Points de vue

L’oeil de la rédaction - 11 avril 2020

Coronavirus COVID-19 : le début ou la fin de l’Europe ?

Quelle est la situation sanitaire dans les différents pays d’Europe, en cette période d’épidémie de coronavirus Covid-19 ? Quelles sont les réponses apportées ? Quel rôle a joué l’Union européenne (UE) dans la gestion de cette crise ? D’ailleurs, quelles sont ses vraies marges d’action ? Le moment de l’Europe de la santé est-il arrivé ? Autant de questions abordées, jeudi 9 avril, dans l’émission de l’Université du Change management en médecine (UC2m), animée par Pascal Maurel, directeur de l’UC2m et membre du comité de pilotage éditorial de la Veille des acteurs de la Santé. À ses côtés : Véronique Trillet-Lenoir, députée européenne et cancérologue à Lyon, Giuliano da Empoli, éditorialiste franco-italien et président du Think tank Volta et, enfin, Pierre de Gasquet, Grand Reporter aux Echos.

 

 

Un crash test pour l’Europe

Sans précédent dans notre époque moderne, la crise du Covid-19 constitue « un crash test pour les systèmes de santé qui surmontent l’épreuve de manière variable selon les circonstances »analyse Véronique Trillet-Lenoir. C’est également le cas « pour l’Union européenne », note-t-elle. L’UE a, « comme toutes les organisations, tous les pays, eu une période de tétanisation initiale, de sidération complète qui, petit à petit, donne des signes de meilleure respiration si je peux dire ».

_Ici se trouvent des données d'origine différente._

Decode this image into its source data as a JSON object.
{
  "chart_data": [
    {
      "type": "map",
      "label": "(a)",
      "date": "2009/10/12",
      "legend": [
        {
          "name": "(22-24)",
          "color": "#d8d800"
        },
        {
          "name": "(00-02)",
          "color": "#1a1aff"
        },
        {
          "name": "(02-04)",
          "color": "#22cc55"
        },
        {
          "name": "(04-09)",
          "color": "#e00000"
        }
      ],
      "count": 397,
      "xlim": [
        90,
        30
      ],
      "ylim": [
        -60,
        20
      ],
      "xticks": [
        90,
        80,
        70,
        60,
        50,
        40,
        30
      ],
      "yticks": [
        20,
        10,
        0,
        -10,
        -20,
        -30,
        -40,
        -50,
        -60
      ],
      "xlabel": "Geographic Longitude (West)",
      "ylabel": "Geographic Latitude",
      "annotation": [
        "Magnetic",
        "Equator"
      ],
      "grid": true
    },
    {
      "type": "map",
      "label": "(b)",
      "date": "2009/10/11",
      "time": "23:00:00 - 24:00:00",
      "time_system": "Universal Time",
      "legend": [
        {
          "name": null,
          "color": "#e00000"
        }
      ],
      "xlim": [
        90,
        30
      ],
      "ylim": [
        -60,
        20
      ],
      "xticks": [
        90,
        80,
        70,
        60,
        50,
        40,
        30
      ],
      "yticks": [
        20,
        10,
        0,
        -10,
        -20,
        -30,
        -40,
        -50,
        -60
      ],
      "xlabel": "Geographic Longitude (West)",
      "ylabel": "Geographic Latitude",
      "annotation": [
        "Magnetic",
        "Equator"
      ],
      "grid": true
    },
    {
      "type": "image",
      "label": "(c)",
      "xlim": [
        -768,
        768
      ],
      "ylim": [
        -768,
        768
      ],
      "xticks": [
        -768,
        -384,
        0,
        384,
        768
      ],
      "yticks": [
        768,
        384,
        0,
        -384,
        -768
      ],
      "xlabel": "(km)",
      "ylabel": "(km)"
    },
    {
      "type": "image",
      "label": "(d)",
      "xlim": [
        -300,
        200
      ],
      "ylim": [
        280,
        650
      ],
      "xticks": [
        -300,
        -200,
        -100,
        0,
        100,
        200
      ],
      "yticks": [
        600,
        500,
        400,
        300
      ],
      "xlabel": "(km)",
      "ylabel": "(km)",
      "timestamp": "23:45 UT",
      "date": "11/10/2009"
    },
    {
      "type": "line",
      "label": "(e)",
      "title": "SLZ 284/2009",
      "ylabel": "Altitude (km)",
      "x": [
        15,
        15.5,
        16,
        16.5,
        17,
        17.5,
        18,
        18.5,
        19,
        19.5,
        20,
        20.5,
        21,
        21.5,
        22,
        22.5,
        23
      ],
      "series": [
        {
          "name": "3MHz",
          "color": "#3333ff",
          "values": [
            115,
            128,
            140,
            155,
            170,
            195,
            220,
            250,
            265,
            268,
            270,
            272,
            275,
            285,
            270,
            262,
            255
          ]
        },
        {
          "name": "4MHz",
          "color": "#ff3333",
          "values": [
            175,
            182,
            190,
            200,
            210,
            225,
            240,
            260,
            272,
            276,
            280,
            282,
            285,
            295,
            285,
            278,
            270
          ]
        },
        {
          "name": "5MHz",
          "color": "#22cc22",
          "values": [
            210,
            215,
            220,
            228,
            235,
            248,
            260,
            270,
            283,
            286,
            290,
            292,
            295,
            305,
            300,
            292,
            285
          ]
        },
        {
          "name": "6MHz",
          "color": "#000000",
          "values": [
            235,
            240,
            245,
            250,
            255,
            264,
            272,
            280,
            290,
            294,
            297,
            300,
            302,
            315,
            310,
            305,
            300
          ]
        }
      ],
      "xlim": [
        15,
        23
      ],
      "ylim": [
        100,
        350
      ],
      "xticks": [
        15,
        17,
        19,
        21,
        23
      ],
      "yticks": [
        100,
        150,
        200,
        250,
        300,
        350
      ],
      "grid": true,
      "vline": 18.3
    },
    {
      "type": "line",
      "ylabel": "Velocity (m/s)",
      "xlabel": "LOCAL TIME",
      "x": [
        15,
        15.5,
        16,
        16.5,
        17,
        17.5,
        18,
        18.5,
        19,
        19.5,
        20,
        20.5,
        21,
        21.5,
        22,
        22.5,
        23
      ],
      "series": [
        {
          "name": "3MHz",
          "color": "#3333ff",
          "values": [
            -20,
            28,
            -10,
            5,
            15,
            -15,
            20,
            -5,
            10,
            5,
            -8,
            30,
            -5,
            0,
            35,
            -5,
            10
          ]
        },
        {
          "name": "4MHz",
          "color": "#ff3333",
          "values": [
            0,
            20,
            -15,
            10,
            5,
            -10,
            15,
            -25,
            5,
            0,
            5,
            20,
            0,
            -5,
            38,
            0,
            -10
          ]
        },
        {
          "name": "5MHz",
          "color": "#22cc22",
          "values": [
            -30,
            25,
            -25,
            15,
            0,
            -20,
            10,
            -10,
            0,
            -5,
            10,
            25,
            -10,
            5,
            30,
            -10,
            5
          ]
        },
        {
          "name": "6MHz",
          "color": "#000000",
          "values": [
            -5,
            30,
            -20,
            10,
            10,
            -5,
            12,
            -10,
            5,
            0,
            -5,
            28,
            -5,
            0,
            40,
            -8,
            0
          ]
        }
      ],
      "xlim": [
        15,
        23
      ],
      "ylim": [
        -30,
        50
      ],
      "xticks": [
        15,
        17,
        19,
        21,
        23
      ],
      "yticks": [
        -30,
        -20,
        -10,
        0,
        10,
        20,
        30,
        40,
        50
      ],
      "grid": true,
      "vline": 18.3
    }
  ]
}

De fait, elle commence à agir, à son niveau, en termes d’achats groupés, d’organisation des transferts de patients et de déploiement du personnel médical par-delà les frontières, de réserves de médicaments… Elle a également mis, fin mars, 37 milliards d’euros à la disposition des pays afin « de renforcer les systèmes de santé ainsi que de soutenir les petites et moyennes entreprises, les dispositifs de chômage partiel et les services de proximité », a précisé le Conseil européen par communiqué.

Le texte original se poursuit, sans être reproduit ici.